Граждане Рима | страница 78
— У нее было все в порядке? — спросил Сулиен.
Уна задумчиво посмотрела на него и снова произнесла про себя слово «невинный». Ей почему-то вспомнились незапятнанная белизна и серебристый блеск стен вокзала Новия Фаустуса, на которых никогда не оседает грязь.
— Да, она не хворала, ничего такого. Была такой же, как всегда. Ты разве не помнишь?
— Нет. Я вообще мало что помню из того времени, только тебя. Вот почему мне ее жаль.
Уна вздохнула и подумала, ладно, хорошо, что он такой, не могу же я хотеть, чтобы он был злым или несчастным.
— Мы были свободны, — сказала она. — По завещанию отца мы были свободны. Все мы. Но длилось это минут десять. Вот почему у нее есть этот документ. Но она была такой слабой и знала только одно — быть рабыней, она не могла делать ничего, за что бы ей не платили, и просто испугалась. Ей нравилось быть чьей-то собственностью. Ей хотелось в эту новую семью — ты хоть понимаешь, что это были наши двоюродные братья и сестры? Ей так ужасно хотелось, чтобы ее взяли на содержание, что, когда они отказались содержать и нас тоже, она продала нас Руфию. Или позволила им продать нас, не уверена. Теперь ты?..

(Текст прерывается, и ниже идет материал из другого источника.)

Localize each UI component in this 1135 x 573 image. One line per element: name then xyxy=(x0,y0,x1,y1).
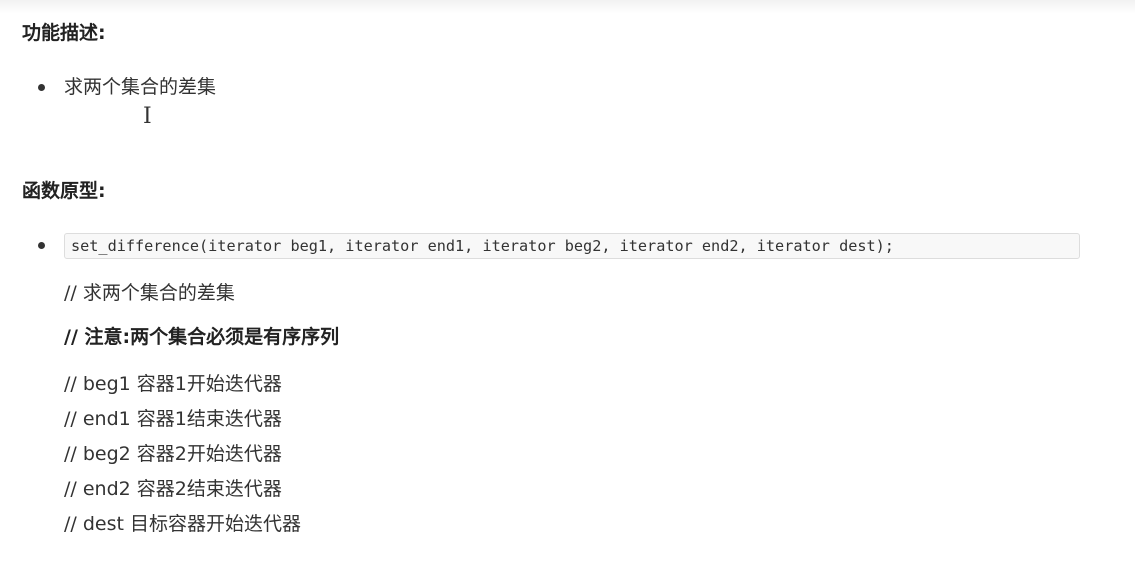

Но тут она запнулась, в конце концов, она не могла требовать, чтобы Сулиен прекратил жалеть бедную, перепуганную женщину.
— А она оставалась все такой же, — продолжала Уна. — Я рассказала ей, где и как живу, и предложила: пойдем со мной, перебьемся. И Сулиен будет с нами. Уедем куда-нибудь, и все будет прекрасно. Но она не хотела. Все твердила мне, что надо вернуться и что все не так уж плохо, как я говорю. В конце концов мы накричали друг на друга… и я сказала: по крайней мере, дай мне свои бумаги, они тебе все равно не понадобятся, потому что ты никогда отсюда не уйдешь. Она сделала это только потому, что привыкла делать все, что ей говорят. Но потом новые люди, ее хозяева, вернулись, и она рассказала им, после того как я доверилась ей, она все им рассказала, откуда я, и они забрали меня и…
Она коснулась своего лица, но синяки были уже почти незаметны.
— В общем, пришлось так долго заставлять их поверить мне снова, — продолжала Уна. — Вот почему я не вошла тогда в дом Катавиния.
Она посмотрела в окно на лавандовые поля и подумала о белых, поблескивающих и кружащихся в воздухе снежинках — легкой метели, беззвучном взрыве.
— Она всегда была такой молодой, — мягко сказал Сулиен, дотрагиваясь до кармана, где лежала бумага. — Никогда об этом не думал. Ей, наверное, было лет пятнадцать, когда я родился.